An emerging trend in Asia, particularly in Hong Kong and some other countries including China, Indonesia, Brunei Darussalam and Malaysia, is an increase in the use of ketamine [1, 3]. Data from the Central Registry of Drug Abuse show that the number of ketamine users in Hong Kong increased from 1,605 (9.8 % of total drug users) in 2000 to 5,212 (37.6 %) in 2009 [12]. These increases are more marked amongst drug users under the age of 21 years with an increase in ketamine use from 36.9 % of young drug users in 2000 to 84.3 % in 2009.

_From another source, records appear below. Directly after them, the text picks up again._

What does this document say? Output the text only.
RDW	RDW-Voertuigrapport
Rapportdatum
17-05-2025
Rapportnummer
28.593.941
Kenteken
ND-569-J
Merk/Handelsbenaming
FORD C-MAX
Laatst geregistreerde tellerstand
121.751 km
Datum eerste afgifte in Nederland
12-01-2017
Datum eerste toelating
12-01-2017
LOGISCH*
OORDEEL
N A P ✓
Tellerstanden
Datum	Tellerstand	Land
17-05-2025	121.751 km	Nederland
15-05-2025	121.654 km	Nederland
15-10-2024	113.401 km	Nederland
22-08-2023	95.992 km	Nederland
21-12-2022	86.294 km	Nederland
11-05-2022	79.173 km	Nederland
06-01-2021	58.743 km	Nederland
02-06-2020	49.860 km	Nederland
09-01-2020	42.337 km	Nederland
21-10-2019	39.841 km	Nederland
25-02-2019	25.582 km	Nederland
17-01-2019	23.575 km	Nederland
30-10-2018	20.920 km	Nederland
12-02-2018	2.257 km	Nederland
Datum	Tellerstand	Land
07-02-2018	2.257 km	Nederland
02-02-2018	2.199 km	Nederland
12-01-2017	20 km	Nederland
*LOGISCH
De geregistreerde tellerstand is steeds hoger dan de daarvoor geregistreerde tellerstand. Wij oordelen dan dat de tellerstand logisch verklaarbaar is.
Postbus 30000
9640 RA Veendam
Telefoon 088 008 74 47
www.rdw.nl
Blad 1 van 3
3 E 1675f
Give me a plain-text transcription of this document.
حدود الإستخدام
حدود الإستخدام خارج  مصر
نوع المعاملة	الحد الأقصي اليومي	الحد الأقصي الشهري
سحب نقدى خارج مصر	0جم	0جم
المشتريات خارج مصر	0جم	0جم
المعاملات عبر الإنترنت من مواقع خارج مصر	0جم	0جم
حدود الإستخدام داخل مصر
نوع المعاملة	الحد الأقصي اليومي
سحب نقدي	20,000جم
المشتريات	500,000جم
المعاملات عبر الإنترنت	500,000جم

Novel Psychoactive Substances

There are no reliable data available, currently, on the use of novel psychoactive substances within Asia region, and it appears at the moment that the use of these substances is largely a European/North American/Oceania phenomenon. However, there is emerging evidence of use of some novel psychoactive substances in some of the more developed countries in the region, particularly Hong Kong and Japan [13, 14].

Conclusion

Previously, there has been a paucity of data on the availability and prevalence of use of illicit drugs in the Asia region. Significant data gaps remain, particularly in some of the most populous countries such as India and China. However, the development and implementation of a number of United Nations Office of Drugs and Crime programmes in this region has improved the quality and quantity of data available from many countries in the region. As this continues to increase, this will provide healthcare professionals and law enforcement agencies with better information on which to base decisions of resource utilisation.